Unlike most horror films released around this time (namely, sequels to Friday the 13th and A Nightmare on Elm Street), The Lost Boys gained strong word of mouth from audiences, held up well against the likes of Beverly Hills Cop II, La Bamba and Harry and the Hendersons and, at over $30 million, was a minor hit for Warner Brothers. The first time I saw a promo for it was, appropriately enough, on MTV: following the music video for Good Times (still a great single by INXS and Cliff Barnes), a full length trailer played. The film was an even bigger hit on video, though, despite much rumored talk and anticipation, a proposed sequel (one of which was called The Lost Girls!) never happened.

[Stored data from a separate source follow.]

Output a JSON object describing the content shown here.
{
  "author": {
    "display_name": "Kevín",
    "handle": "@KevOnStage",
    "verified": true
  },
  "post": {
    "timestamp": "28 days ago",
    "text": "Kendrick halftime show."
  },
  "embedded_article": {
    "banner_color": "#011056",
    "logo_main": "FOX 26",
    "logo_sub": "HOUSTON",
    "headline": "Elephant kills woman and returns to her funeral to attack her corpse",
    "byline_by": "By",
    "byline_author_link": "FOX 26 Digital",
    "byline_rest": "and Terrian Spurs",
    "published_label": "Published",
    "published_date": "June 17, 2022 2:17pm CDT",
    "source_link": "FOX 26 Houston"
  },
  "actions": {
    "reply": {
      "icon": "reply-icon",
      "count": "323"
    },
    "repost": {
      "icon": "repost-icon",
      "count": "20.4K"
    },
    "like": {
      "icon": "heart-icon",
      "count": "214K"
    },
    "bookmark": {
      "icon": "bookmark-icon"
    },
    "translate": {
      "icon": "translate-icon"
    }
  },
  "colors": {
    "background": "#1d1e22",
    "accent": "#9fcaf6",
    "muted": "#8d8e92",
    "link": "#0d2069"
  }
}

Instead, the film took on a life of its own. Despite the film's ultra-slick, very 80's look and attitude, the film is still a beloved classic. It influenced the look of horror films, the hipster tone of all future teen vampire flicks (not to mention Buffy the Vampire Slayer in general) and became The Citizen Kane of vampire movies for the goth scene. The appearance of several characters (namely Kiefer Sutherland's) became a standard for punk apparel and, even now, you'd be hard pressed to find someone who isn't crazy about the movie. Unlike the previous summer movies I rattled off, few other movies released that summer, let alone that YEAR, have had the cult and filmic impact of The Lost Boys.
As for the film itself: it rocks. Big time. Even non-horror movie fans (like my wife) dug it, as the film's sense of humor (its greatest strength) keeps the film smarter and sharper than most vampire films. The Lost Boys has a few genuine scares but, unlike Interview With the Vampire, Underworld or Bram Stoker's Dracula, doesn't take itself so seriously and keeps things fun and exciting. The cast is marvelously offbeat: Corey Haim has some of the film's best lines, Jason Patric is quite good in his leading man debut, Sutherland is genuinely unsettling as the leader of the bloodsuckers, Corey Feldman (in his 80's prime) steals every scene he has and old pros Edward Herrmann and Dianne Wiest bring a lot to roles that could have weighed the film down.
Say what you will about Schumacher, but at the height of his fame, he churned out some superb crowd pleasers (including St. Elmo's Fire, Falling Down and A Time to Kill) and this one still has a kinetic kick.